Despite financial results that show a net loss of $105.1 million in 2003, Magna Entertainment Corp. president Jim McAlpine said the company "made significant strides" in creating a global company built around horse racing.
MEC released financial statements for the fourth quarter of 2003 and all of 2003 on Feb. 24. Revenue last year came in at $708.9 million, up 29.1% from $549.2 million in 2002. The net loss includes $81.7 million of non-cash write-downs MEC had announced in previous financial statements.
Earnings before interest, taxes, depreciation, and amortization for 2003 were a loss of $117.9 million compared with earnings of $0.5 million for 2002. In a press release, the company said the "decline in the current year is primarily attributable to the higher level of non-cash write-downs and to declines at several of our racetracks as a result of lower wagering revenues and higher operating expenses."
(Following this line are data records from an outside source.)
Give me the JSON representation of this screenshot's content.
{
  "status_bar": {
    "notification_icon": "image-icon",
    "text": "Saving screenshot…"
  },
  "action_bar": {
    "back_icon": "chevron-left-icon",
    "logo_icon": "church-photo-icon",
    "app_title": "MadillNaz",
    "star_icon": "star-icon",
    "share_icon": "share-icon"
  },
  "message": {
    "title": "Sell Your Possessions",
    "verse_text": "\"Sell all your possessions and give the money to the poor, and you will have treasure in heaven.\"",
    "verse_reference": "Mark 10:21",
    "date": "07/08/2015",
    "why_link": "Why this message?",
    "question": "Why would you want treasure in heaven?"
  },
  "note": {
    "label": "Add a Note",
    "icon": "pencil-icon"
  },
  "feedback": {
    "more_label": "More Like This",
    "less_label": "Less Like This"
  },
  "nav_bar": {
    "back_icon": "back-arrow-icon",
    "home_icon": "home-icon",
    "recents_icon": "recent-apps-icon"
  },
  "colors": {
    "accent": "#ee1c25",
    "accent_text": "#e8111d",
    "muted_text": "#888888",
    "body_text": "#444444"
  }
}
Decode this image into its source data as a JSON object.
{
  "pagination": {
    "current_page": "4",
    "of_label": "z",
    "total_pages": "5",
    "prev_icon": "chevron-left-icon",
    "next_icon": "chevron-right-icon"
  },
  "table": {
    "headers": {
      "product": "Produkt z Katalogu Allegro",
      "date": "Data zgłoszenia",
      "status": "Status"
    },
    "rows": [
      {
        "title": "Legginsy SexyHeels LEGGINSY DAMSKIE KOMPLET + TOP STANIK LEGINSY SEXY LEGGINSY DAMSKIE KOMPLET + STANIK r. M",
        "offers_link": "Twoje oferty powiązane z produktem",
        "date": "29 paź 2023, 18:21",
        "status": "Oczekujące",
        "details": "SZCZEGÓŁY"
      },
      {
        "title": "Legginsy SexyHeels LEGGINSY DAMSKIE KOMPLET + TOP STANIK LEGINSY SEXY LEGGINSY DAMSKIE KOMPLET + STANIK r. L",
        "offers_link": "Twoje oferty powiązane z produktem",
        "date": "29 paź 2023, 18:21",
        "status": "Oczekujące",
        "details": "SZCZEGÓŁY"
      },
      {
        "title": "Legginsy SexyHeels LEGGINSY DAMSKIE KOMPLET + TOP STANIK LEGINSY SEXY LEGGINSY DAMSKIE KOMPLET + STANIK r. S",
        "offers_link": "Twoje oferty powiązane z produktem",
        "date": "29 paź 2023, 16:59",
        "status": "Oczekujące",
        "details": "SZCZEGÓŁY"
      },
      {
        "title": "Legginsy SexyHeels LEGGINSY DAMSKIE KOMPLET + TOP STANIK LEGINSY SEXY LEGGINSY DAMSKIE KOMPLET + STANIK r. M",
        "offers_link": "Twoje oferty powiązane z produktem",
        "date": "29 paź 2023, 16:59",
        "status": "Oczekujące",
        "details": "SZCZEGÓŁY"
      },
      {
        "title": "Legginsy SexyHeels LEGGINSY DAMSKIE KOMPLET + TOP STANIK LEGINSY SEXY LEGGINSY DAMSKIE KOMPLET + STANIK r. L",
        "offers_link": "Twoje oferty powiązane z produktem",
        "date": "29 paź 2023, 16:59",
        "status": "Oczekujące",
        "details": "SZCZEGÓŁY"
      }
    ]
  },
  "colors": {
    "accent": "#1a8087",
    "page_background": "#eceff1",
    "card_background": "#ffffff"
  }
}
Lower revenue, MEC said, also resulted from higher operating expenses, primarily in the areas of insurance and rent at Bay Meadows in Northern California. The revenue increase stemmed from the acquisition of Lone Star Park, the Maryland Jockey Club, and Flamboro Downs.
"As announced on Oct. 30, we have developed a multi-part action plan aimed at improving our future financial results," McAlpine said in a statement that accompanied the financial results. "We initiated this action plan during the fourth quarter (of 2003) and took specific steps to reduce expenses by $5 million on an annualized basis.
"While we will realize those savings in 2004, the severance and other costs necessary to achieve them burdened the results of our fourth quarter. Throughout 2003, we also incurred significant pre-development expenses, related primarily to the pursuit of alternative gaming opportunities in states where we currently operate racetracks, including Maryland, Michigan, Oklahoma, and Pennsylvania.
"In assessing our fourth-quarter results, one must consider the impact of the severance costs and pre-development expenses, which were incurred to benefit 2004 and future years, as well as the non-cash write-downs of long-lived and intangible assets which were announced earlier this month. Our Continuous Improvement Team has recently completed its review of operations at three of our racetracks. Their recommendations are currently being implemented, and the resulting financial benefits will be realized in 2004 and beyond."
Net loss for the three months that ended Dec. 31, 2003 was $103.2 million. Revenue for the fourth quarter was $146 million, up from $106.8 million in the fourth quarter of 2002.